About

Garth Greenwell

Garth Greenwell is the author of three books of fiction, most recentlySmall Rain, which won the 2025 PEN/Faulkner Award and the PEN Oakland Josephine Miles Literary Award, and was nominated for the National Book Critics Circle Award. His first novel, What Belongs to You, won the British Book Award for Debut of the Year, was longlisted for the National Book Award, and was a finalist for six other awards, including the James Tait Black Memorial Prize and the Los Angeles Times Book Prize. His second book, Cleanness, was a New York Times Notable Book and was nominated for several awards, including the Joyce Carol Oates Prize, the Gordon Burn Prize, and France’s Prix Sade. It was named a Best Book of 2020 by The New Yorker, Time, The Washington Post, and over thirty other publications. His books have been translated into more than fifteen languages. 

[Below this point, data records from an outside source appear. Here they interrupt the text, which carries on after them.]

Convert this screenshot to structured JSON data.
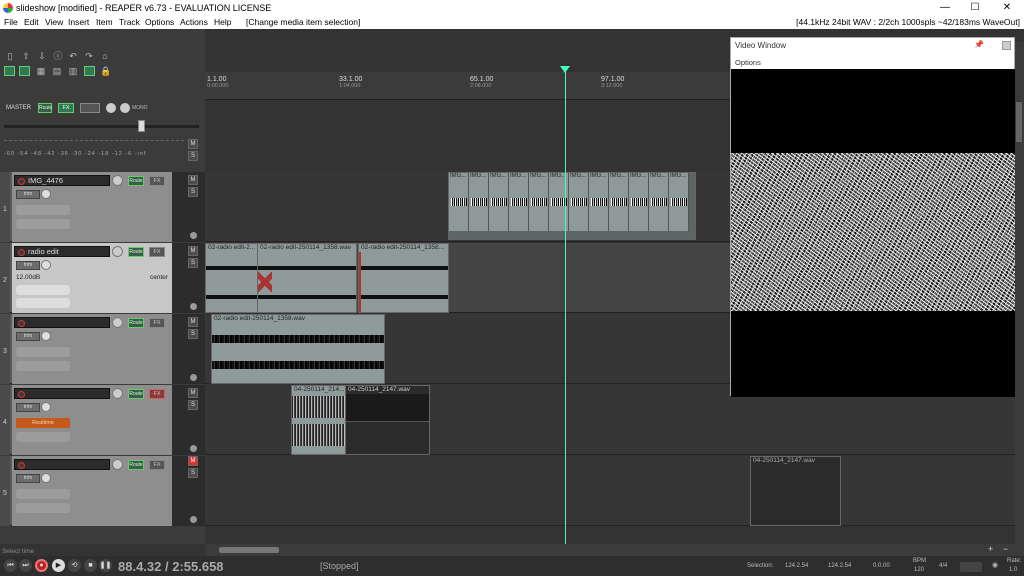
{
  "window": {
    "title": "slideshow [modified] - REAPER v6.73 - EVALUATION LICENSE",
    "minimize": "—",
    "maximize": "☐",
    "close": "✕"
  },
  "menu": {
    "items": [
      "File",
      "Edit",
      "View",
      "Insert",
      "Item",
      "Track",
      "Options",
      "Actions",
      "Help"
    ],
    "hint": "[Change media item selection]",
    "status": "[44.1kHz 24bit WAV : 2/2ch 1000spls ~42/183ms WaveOut]"
  },
  "master": {
    "label": "MASTER",
    "route": "Route",
    "fx": "FX",
    "mono": "MONO",
    "scale": "-60  -54  -48  -42  -36  -30  -24  -18  -12   -6        -inf"
  },
  "ruler": {
    "marks": [
      {
        "label": "1.1.00",
        "time": "0:00.000"
      },
      {
        "label": "33.1.00",
        "time": "1:04.000"
      },
      {
        "label": "65.1.00",
        "time": "2:08.000"
      },
      {
        "label": "97.1.00",
        "time": "3:12.000"
      }
    ]
  },
  "tracks": [
    {
      "num": "1",
      "name": "IMG_4476",
      "route": "Route",
      "fx": "FX",
      "env": "trim",
      "mute": "M",
      "solo": "S"
    },
    {
      "num": "2",
      "name": "radio edit",
      "route": "Route",
      "fx": "FX",
      "env": "trim",
      "mute": "M",
      "solo": "S",
      "volume": "12.00dB",
      "pan": "center"
    },
    {
      "num": "3",
      "name": "",
      "route": "Route",
      "fx": "FX",
      "env": "trim",
      "mute": "M",
      "solo": "S"
    },
    {
      "num": "4",
      "name": "",
      "route": "Route",
      "fx": "FX",
      "env": "trim",
      "mute": "M",
      "solo": "S",
      "recinput": "Realtime"
    },
    {
      "num": "5",
      "name": "",
      "route": "Route",
      "fx": "FX",
      "env": "trim",
      "mute": "M",
      "solo": "S"
    }
  ],
  "items": {
    "img_label": "IMG...",
    "radio1": "02-radio edit-2...",
    "radio2": "02-radio edit-250114_1358.wav",
    "radio3": "02-radio edit-250114_1358...",
    "radio4": "02-radio edit-250114_1358.wav",
    "track4a": "04-250114_214...",
    "track4b": "04-250114_2147.wav",
    "track5": "04-250114_2147.wav"
  },
  "video": {
    "title": "Video Window",
    "options": "Options"
  },
  "transport": {
    "time": "88.4.32 / 2:55.658",
    "state": "[Stopped]",
    "selection_label": "Selection:",
    "sel_start": "124.2.54",
    "sel_end": "124.2.54",
    "sel_len": "0.0.00",
    "bpm_label": "BPM",
    "bpm": "120",
    "sig": "4/4",
    "rate_label": "Rate:",
    "rate": "1.0"
  },
  "status": {
    "select_time": "Select time"
  },
  "colors": {
    "accent": "#44ffaa",
    "record": "#dd3333",
    "bg": "#333333"
  }
}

With R.O. Kwon, Greenwell co-edited the anthology Kink: Stories, a New York Times Notable Book and National Bestseller. With Idra Novey, he is the co-translator of Luis Muñoz's One Moment, published by Washington Square Press in 2026.

Greenwell’s short fiction has appeared in The New Yorker and The Paris Review. His writing on literature, art, and music appears widely, including in The New Yorker, The Guardian, The Yale Review, and elsewhere; he also writes the Substack newsletter To a Green Thought. A collection of his essays is forthcoming. He has taught at Princeton University, the Iowa Writers' Workshop, Grinnell College, and the University of Mississippi, where he was the John and Renée Grisham Writer in Residence. Most recently, he spent three years as a Distinguished Writer in Residence in the graduate creative writing program at New York University. He frequently offers classes on close reading and craft online.

A Guggenheim Fellow and recipient of the Vursell Award for exceptional prose style from the American Academy of Arts and Letters, Greenwell lives in Iowa City.